Les bouquinistes de Paris, « gardiens d’un patrimoine culturel ancestral »
Tout au long des quais de la Seine, de vieux livres jetés pèle mêle s’offrent aux regards des passants. En touchant leurs couvertures usées par le temps, en humant l’odeur du vieux papier, une sensation de nostalgie fait plonger le visiteur dans un autre siècle.
Installés sur plus de trois kilomètres le long de la Seine et déclarés patrimoine mondial de l’Unesco, les 235 bouquinistes parisiens exploitent 940 ‘’boîtes vertes’’ où sont exposés quelque 300.000 livres anciens d’occasion et un très grand nombre de revues, timbres et cartes de collection.

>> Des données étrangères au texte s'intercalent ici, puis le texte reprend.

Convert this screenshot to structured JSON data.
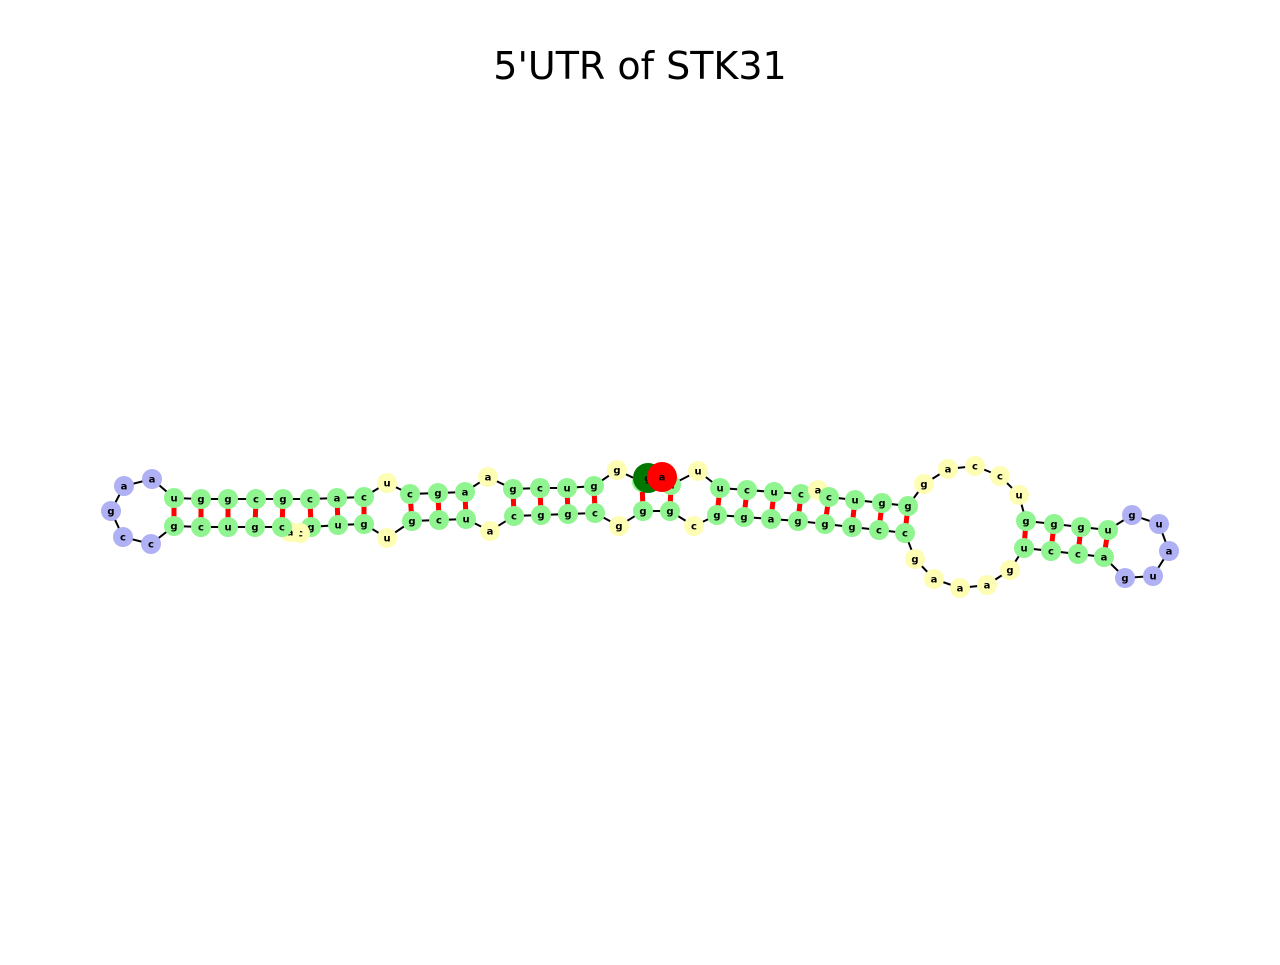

Tous ou presque sont là : Zola, Balzac, Molière, Rousseau… Ces écrivains, célèbres qui ont marqué l’histoire. Toujours en flânant dans ces petits temples éclairés juste d’une lampe, le lecteur découvre avec bonheur des manuscrits romains, arabes, des livres d’histoire, de philosophie et des sciences sociales, témoins de plusieurs cultures et civilisations.
Ils sont aussi là et bien vivants ces compagnons de l’enfance française ‘’La ronde des mots’’, ‘’la lecture en action’’, ‘’Bien lire et comprendre’’ et aussi les manuels d’histoire, de géographie et de grammaire qui attestent d’une génération éduquée avant l’avènement de l’internet et de la télévision numérique.

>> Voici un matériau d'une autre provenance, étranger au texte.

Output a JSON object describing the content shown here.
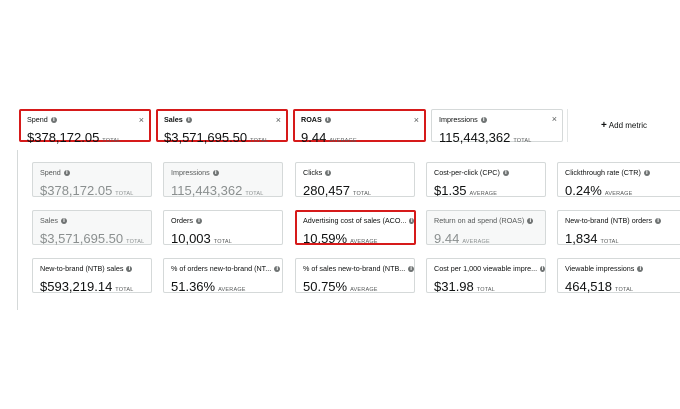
{
  "selected": [
    {
      "name": "Spend",
      "value": "$378,172.05",
      "unit": "TOTAL"
    },
    {
      "name": "Sales",
      "value": "$3,571,695.50",
      "unit": "TOTAL"
    },
    {
      "name": "ROAS",
      "value": "9.44",
      "unit": "AVERAGE"
    },
    {
      "name": "Impressions",
      "value": "115,443,362",
      "unit": "TOTAL"
    }
  ],
  "add_metric": {
    "icon": "+",
    "label": "Add metric"
  },
  "close_glyph": "×",
  "info_glyph": "i",
  "grid": [
    {
      "name": "Spend",
      "value": "$378,172.05",
      "unit": "TOTAL"
    },
    {
      "name": "Impressions",
      "value": "115,443,362",
      "unit": "TOTAL"
    },
    {
      "name": "Clicks",
      "value": "280,457",
      "unit": "TOTAL"
    },
    {
      "name": "Cost-per-click (CPC)",
      "value": "$1.35",
      "unit": "AVERAGE"
    },
    {
      "name": "Clickthrough rate (CTR)",
      "value": "0.24%",
      "unit": "AVERAGE"
    },
    {
      "name": "Sales",
      "value": "$3,571,695.50",
      "unit": "TOTAL"
    },
    {
      "name": "Orders",
      "value": "10,003",
      "unit": "TOTAL"
    },
    {
      "name": "Advertising cost of sales (ACO...",
      "value": "10.59%",
      "unit": "AVERAGE"
    },
    {
      "name": "Return on ad spend (ROAS)",
      "value": "9.44",
      "unit": "AVERAGE"
    },
    {
      "name": "New-to-brand (NTB) orders",
      "value": "1,834",
      "unit": "TOTAL"
    },
    {
      "name": "New-to-brand (NTB) sales",
      "value": "$593,219.14",
      "unit": "TOTAL"
    },
    {
      "name": "% of orders new-to-brand (NT...",
      "value": "51.36%",
      "unit": "AVERAGE"
    },
    {
      "name": "% of sales new-to-brand (NTB...",
      "value": "50.75%",
      "unit": "AVERAGE"
    },
    {
      "name": "Cost per 1,000 viewable impre...",
      "value": "$31.98",
      "unit": "TOTAL"
    },
    {
      "name": "Viewable impressions",
      "value": "464,518",
      "unit": "TOTAL"
    }
  ]
}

Jonchés par terre, romans policiers d’Arsen Lupin, encyclopédies, dictionnaires, ouvrages d’art, entravent le pas et poussent à revenir dans le temps. Au sein de l’allée qui donne sur la place Pey Jussieu, Vous pouvez quand vous êtes pris par l’envie d’humer les odeurs des livres anciens, vous arrêter chez Laurent Gravier qui tient depuis 12 ans un magasin. Sa boutique possède une large clientèle, elle est généraliste : des livres de poches aux documents anciens, en passant par les bandes dessinées (35% de ses ventes). D’ou viennent ces tas de livres ? Quelle main a pu se séparer de ces trésors ?
‘’Notre clientèle se compose de toutes les catégories de population : professeurs, étudiants, artistes, retraités, explique-t-il, à Atlasinfo avant de préciser qu’il reçoit la plupart de ses livres de leurs propriétaires qui en sont séparés pour plusieurs causes : déménagement, manque d’espace ou problèmes financiers. ‘’Et comme on ne jette pas un livre, sa vie se prolonge chez moi’’.
A l’approche de la rentrée scolaire, ce bouquiniste se transforme en libraire. Il vend des programmes dans des packages complets, en fonction des niveaux scolaires et moyennant des sommes modiques. Et depuis trois ans, il est présent sur les salons et manifestations de bouquinistes pour aller à la rencontre de nouveaux clients.
C’est aussi le cas de Norbert Lavieu, bouquiniste spécialisé dans les livres anciens. Il participe aux foires et salons, où il expose des livres achetés en salles des ventes, chez des particuliers, ou encore chez d’autres bouquinistes. Mais il a également une approche d’‘’expert’’, puisqu’il prépare certaines salles des ventes : il vérifie l’état des livres, leur intérêt avant d’établit les prix…
Ce qui frappe en premier, c’est la sympathie de ce milieu et les personnes passionnées qui le composent. ‘’Ce sont des lieux de vente mais aussi de promenade littéraire. Les gens viennent aussi pour découvrir des siècles de littérature, d’art, de philosophie, de poésie et de culture’’, lance fièrement Naceur Lamrani, vieux bouquiniste, propriétaire depuis 1971 d’une boutique au bord de la Seine. ‘’Hélas le métier manque aujourd’hui de relève et se perd chez les jeunes’’, se désole cet algérien de 68 ans.
Laurent, Norbert, Naceur ..et autres, font partie aujourd’hui de ces antiquaires qui présentent un large choix de bouquins de seconde main et qui s’estiment, à ce titre, ‘’les gardiens d’un patrimoine culturel ancestral’’. Ils déplorent les nouvelles méthodes de marketing qui semblent gagner du terrain : marchandage, enchères, soldes…et aussi la concurrence déloyale des brocantes (vides grenier), lieu de prédilection d’un grand public. Leur souhait : Une forte association pour mieux s’organiser et servir le lecteur. En attendant, ils conservent jalousement leur bien et restent confiants dans l’avenir.